An HSA allows you to set aside pre-tax income through contributions to the account. Those contributions can be made by the individual, an employer or others as long as the annual contribution limits are not exceeded.

That means the amount of those pre-tax contributions is not included in taxable income. Contributions made on an after-tax basis can also be deducted. In addition, any interest earned from the account is tax-free.

Be aware that there are caps to how much you can shelter in an HSA. Contribution limits in 2019 are $3,500 for individuals and $7,000 for families. However, people who reach 55 years of age during a tax year can kick in an additional $1,000. Contributions in excess of those amounts incur a 6% tax and are not tax-deductible.

It’s important to note that these contributions don’t have to be used up within the year they are made, but can be rolled over. In addition, an HSA can be transferred to a surviving spouse.

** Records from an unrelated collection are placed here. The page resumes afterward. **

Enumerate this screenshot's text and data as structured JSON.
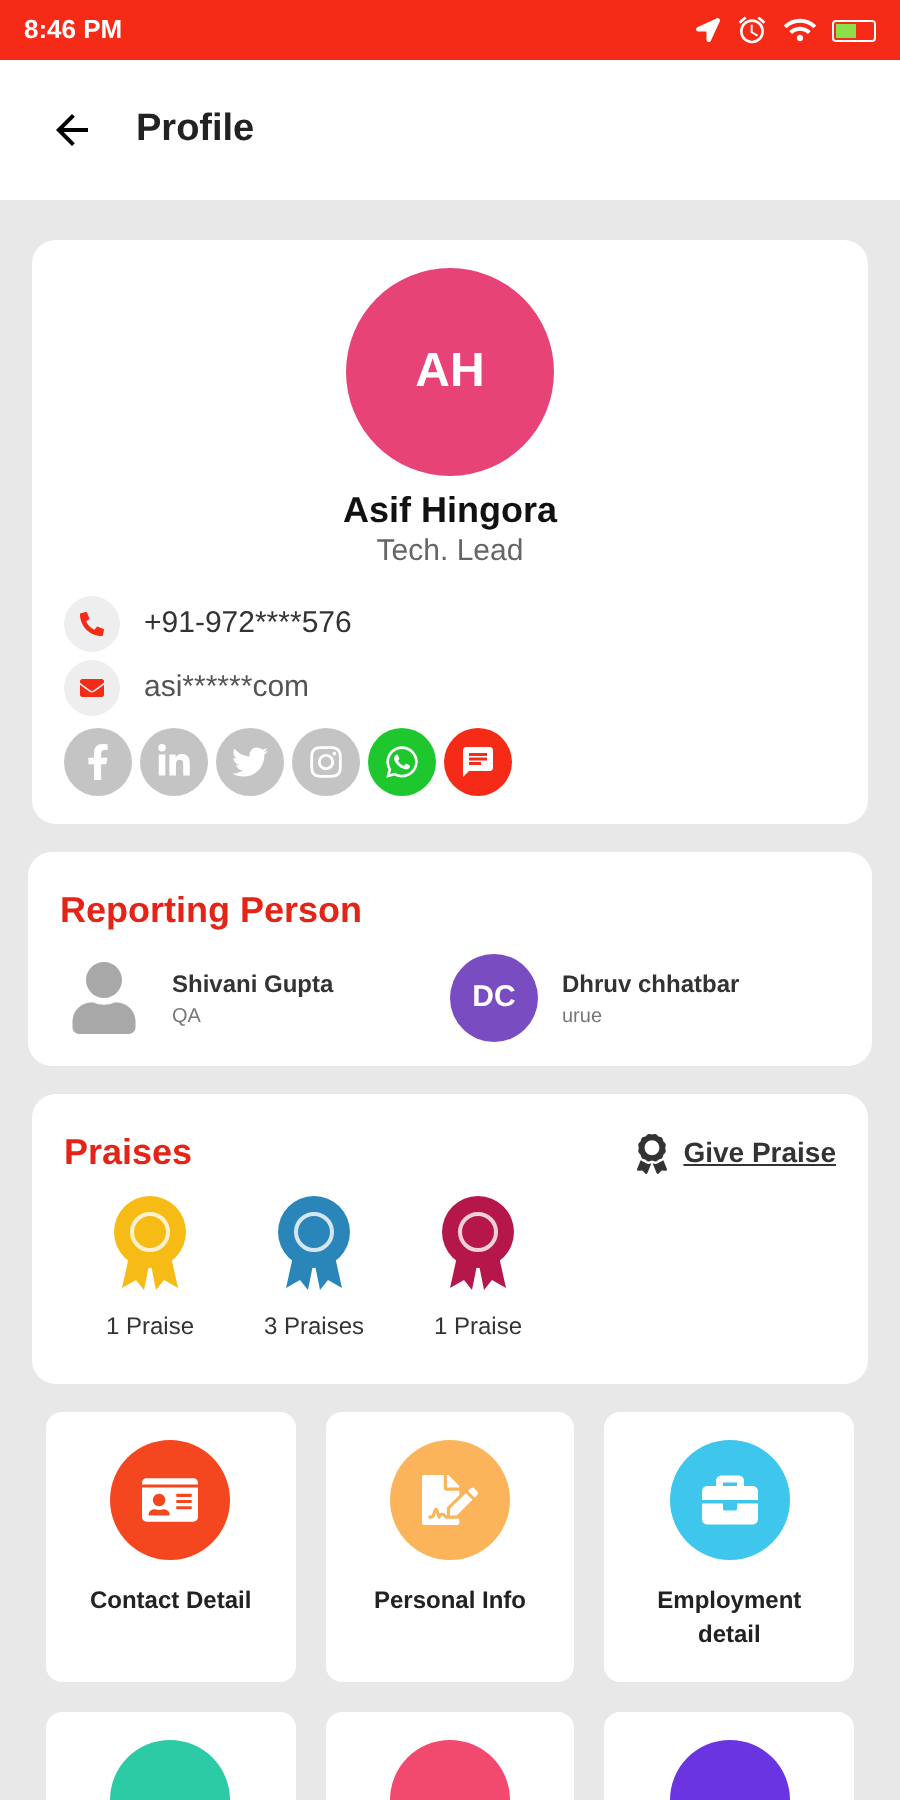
{
  "status_bar": {
    "time": "8:46 PM"
  },
  "header": {
    "title": "Profile"
  },
  "profile": {
    "initials": "AH",
    "name": "Asif Hingora",
    "role": "Tech. Lead",
    "phone": "+91-972****576",
    "email": "asi******com",
    "socials": [
      {
        "kind": "facebook",
        "color": "#c4c4c4"
      },
      {
        "kind": "linkedin",
        "color": "#c4c4c4"
      },
      {
        "kind": "twitter",
        "color": "#c4c4c4"
      },
      {
        "kind": "instagram",
        "color": "#c4c4c4"
      },
      {
        "kind": "whatsapp",
        "color": "#1fc72e"
      },
      {
        "kind": "chat",
        "color": "#f52a17"
      }
    ]
  },
  "reporting": {
    "title": "Reporting Person",
    "people": [
      {
        "kind": "silhouette",
        "name": "Shivani Gupta",
        "role": "QA"
      },
      {
        "kind": "initials",
        "initials": "DC",
        "color": "#7a4cc2",
        "name": "Dhruv chhatbar",
        "role": "urue"
      }
    ]
  },
  "praises": {
    "title": "Praises",
    "action": "Give Praise",
    "badges": [
      {
        "color": "#f7bb16",
        "label": "1 Praise"
      },
      {
        "color": "#2a86b8",
        "label": "3 Praises"
      },
      {
        "color": "#b5174a",
        "label": "1 Praise"
      }
    ]
  },
  "tiles": [
    {
      "kind": "card",
      "color": "#f4471f",
      "label": "Contact Detail"
    },
    {
      "kind": "notes",
      "color": "#fbb45a",
      "label": "Personal Info"
    },
    {
      "kind": "briefcase",
      "color": "#3fc6ec",
      "label": "Employment detail"
    },
    {
      "kind": "partial",
      "color": "#2ccba6"
    },
    {
      "kind": "partial",
      "color": "#f2496e"
    },
    {
      "kind": "partial",
      "color": "#6a35e0"
    }
  ]
}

Are There Eligibility Requirements?

Yes. Requirements include having no other health coverage than the high-deductible plan, not being enrolled in Medicare and not a dependent on someone else’s tax return. Withdrawals must pay for qualified medical expenses or they will be subject to regular income tax plus a 20% penalty. After age 65, taxes will be incurred but the penalty will not.

Qualified expenses that may be covered include deductibles, co-pays and co-insurance, as well as services such as dental, vision, prescription drugs and psychiatric treatment. Insurance premiums are generally not eligible, with some specific exceptions.

In terms of aging out of this kind of program, people 65 and older cannot contribute to an HSA. But they can still use funds from in an existing HSA.

Are There Downsides to an HSA?

The first, of course, is the calculated gamble on a high deductible plan and whether the amount that can be accrued in an HSA (combined with savings from lower premiums) will handle your non-covered expenses in a situation that my require a costly medical treatment or procedure.

You’ll also need to be ready to maintain receipts to support withdrawals from the account. And some HSAs involve monthly or per-transaction fees.

Overall, an HSA is probably not a prudent option for people with existing or anticipated high medical expenses.

Is an HSA Right for Me?

HSAs may be associated with a specific high-deductible plan. Or they can be opened through a health insurance provider or financial institution.

Talk to coworkers, friends and relatives about experiences they may have with an HSA. Sit down with your insurance agent or financial advisor to review your needs, the details of health insurance plans available and whether this kind of program makes good financial sense.